60 patients were enrolled underwent physical, laboratory – including plasma level of CoQ10 and selenium- at the beginning and after 1 month and at the end of the study. They found Muscle pain, muscle weakness, tiredness, and cramps were present in 40, 21, 22, 18, of the 60 studied respectively yet “All these symptoms improved in the group of patients treated by CoQ10…” However, Selenium supplementation was not associated with a decrease of statin-associated myopathy. They concluded “supplementation with CoQ10 resulted in a decrease of symptoms of statin-associated myopathy which could be associated not only with improvement of quality of life, but compliance to statin therapy as well.”
As mentioned above, this study was one of many that found the addition of CoQ10 to statin therapy to be beneficial. Clearly, CoQ10 is a “must use” supplement for those on statin drugs considering it’s long list of benefits and essentially non-existent risk of side effects.
Another nutrient to get a great deal of attention at this conference – either alone or in conjunction with statin drug therapy – was the vitamin Niacin (vitamin B3). The benefits of Niacin therapy on blood lipids has been well established and covered extensively over the years in the pages of the LEF magazine. This conference further confirmed niacin as a therapy for preventing CVD. Several studies presented showed both alone and in combination with statin drugs, niacin raises HDL, lowers plasma triglyceride (TG) levels, as well as having other beneficial effects on CVD risk factors. This conference had various studies looking at timed released niacin as one way to improve efficacy and reduce side effects. One lecture titled “ARE NIACIN’S SIDE EFFECTS A BARRIER TO ITS USE?” given by a Dr. McGovern outlined what the (perceived and real) side effects are.
According to Dr. McGovern “Niacin’s side effects may be divided into 3 main categories: cutaneous, metabolic, and gastrointestinal.” Cutaneous side effects are the “flushing” (vasodilation) effects which many experience; red skin accompanied by burning, and/or Itching. However, Dr. McGovern stated “newer extended-release formulations of niacin, with aspirin prophylaxis, are associated with discontinuation rates for cutaneous side effects of 6% to 10% in clinical trials.”
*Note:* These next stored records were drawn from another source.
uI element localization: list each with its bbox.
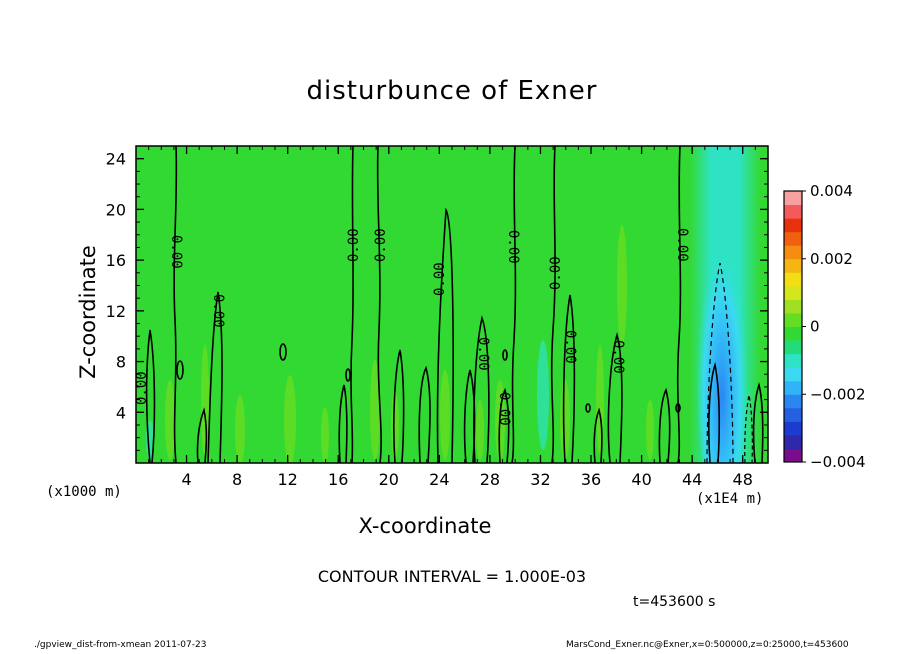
y-tick-label: 4 bbox=[116, 403, 126, 422]
contour-line-negative bbox=[744, 394, 753, 463]
time-text: t=453600 s bbox=[633, 594, 716, 610]
colorbar-swatch bbox=[784, 421, 802, 436]
x-unit-label: (x1000 m) bbox=[46, 484, 122, 500]
colorbar: 0.004 0.002 0 −0.002 −0.004 bbox=[783, 182, 866, 471]
x-tick-label: 12 bbox=[278, 470, 298, 489]
x-tick-label: 8 bbox=[232, 470, 242, 489]
contour-line bbox=[279, 343, 287, 361]
contour-line bbox=[463, 369, 476, 463]
contour-label: 0.00 bbox=[505, 230, 521, 264]
contour-label: 0.00 bbox=[475, 337, 491, 371]
x-tick-label: 36 bbox=[581, 470, 601, 489]
contour-line-negative bbox=[706, 262, 734, 463]
colorbar-swatch bbox=[784, 231, 802, 246]
colorbar-tick-label: −0.004 bbox=[810, 453, 866, 471]
contour-line bbox=[345, 368, 351, 382]
x-tick-label: 24 bbox=[429, 470, 449, 489]
x-tick-label: 44 bbox=[682, 470, 702, 489]
colorbar-swatch bbox=[784, 353, 802, 368]
colorbar-tick-label: 0.004 bbox=[810, 182, 853, 200]
colorbar-swatch bbox=[784, 407, 802, 422]
y-tick-label: 8 bbox=[116, 353, 126, 372]
colorbar-swatch bbox=[784, 299, 802, 314]
colorbar-swatch bbox=[784, 340, 802, 355]
contour-line bbox=[173, 146, 178, 463]
x-tick-label: 40 bbox=[631, 470, 651, 489]
colorbar-swatch bbox=[784, 312, 802, 327]
x-tick-label: 16 bbox=[328, 470, 348, 489]
contour-line bbox=[338, 384, 348, 463]
contour-line bbox=[393, 349, 405, 463]
contour-line bbox=[376, 146, 382, 463]
x-scale-label: (x1E4 m) bbox=[696, 491, 764, 507]
contour-label: 0.00 bbox=[373, 228, 389, 262]
colorbar-swatch bbox=[784, 326, 802, 341]
x-tick-label: 4 bbox=[181, 470, 191, 489]
contour-line bbox=[676, 146, 682, 463]
contour-line bbox=[585, 403, 591, 413]
y-tick-label: 24 bbox=[106, 150, 126, 169]
colorbar-swatch bbox=[784, 380, 802, 395]
contour-line bbox=[196, 407, 208, 463]
colorbar-swatch bbox=[784, 448, 802, 463]
colorbar-swatch bbox=[784, 285, 802, 300]
contour-line bbox=[593, 407, 603, 463]
colorbar-swatch bbox=[784, 367, 802, 382]
contour-label: 0.00 bbox=[496, 392, 512, 426]
x-tick-label: 32 bbox=[530, 470, 550, 489]
colorbar-tick-label: 0 bbox=[810, 318, 820, 336]
contour-line bbox=[145, 329, 156, 463]
y-tick-label: 12 bbox=[106, 302, 126, 321]
colorbar-swatch bbox=[784, 258, 802, 273]
contour-label: 0.00 bbox=[134, 371, 150, 405]
contour-line bbox=[436, 207, 454, 463]
heatmap-negative-anomaly bbox=[696, 210, 748, 463]
contour-label: 0.00 bbox=[432, 262, 448, 296]
contour-line bbox=[498, 387, 510, 463]
colorbar-swatch bbox=[784, 272, 802, 287]
contour-label: 0.00 bbox=[548, 256, 564, 290]
contour-label: 0.00 bbox=[562, 330, 578, 364]
colorbar-swatch bbox=[784, 218, 802, 233]
colorbar-swatch bbox=[784, 245, 802, 260]
contour-line bbox=[708, 361, 721, 463]
contour-label-group: 0.00 0.00 0.00 0.00 0.00 0.00 0.00 0.00 … bbox=[134, 228, 690, 426]
colorbar-swatch bbox=[784, 191, 802, 206]
footer-right: MarsCond_Exner.nc@Exner,x=0:500000,z=0:2… bbox=[566, 640, 849, 650]
contour-line bbox=[658, 387, 671, 463]
colorbar-swatch bbox=[784, 434, 802, 449]
x-axis-label: X-coordinate bbox=[358, 514, 492, 538]
chart-title: disturbunce of Exner bbox=[306, 76, 598, 106]
colorbar-tick-label: 0.002 bbox=[810, 250, 853, 268]
x-tick-label: 20 bbox=[379, 470, 399, 489]
colorbar-tick-label: −0.002 bbox=[810, 385, 866, 403]
contour-label: 0.00 bbox=[674, 228, 690, 262]
contour-line bbox=[418, 365, 431, 463]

A lesser-known side effect of high dose niacin therapy, are potential increases in blood glucose. However, the increase is on average approximately 5 to 9 mg/dL with blood glucose levels usually returning to baseline values within a relatively short time. For people with normal blood sugar metabolism (non diabetics) this should not be an issue. Even for diabetics, these are relatively small changes in blood sugar, and should be easily managed via diet and therapy.
Finally, Gastointestinal side effects – which appear more common among women – include heartburn, nausea, and diarrhea. Dr. McGovern stated these were generally manageable via taking this vitamin with food and slowly titrating the dose upward. He concluded “With proper education and instruction of patients, niacin’s side effects should not be a barrier to treatment…”
As with any large conference, the above is truly the tip of the proverbial iceberg regarding the large amount of research and information presented at this important conference. Many other nutrients, such as garlic, green tea, various polyphenols, plant sterols, L-arginine, and many others, were shown to be of potential benefit to reducing the risk of CVD – and or as an adjunct therapy to drugs such as the statins – as well as others.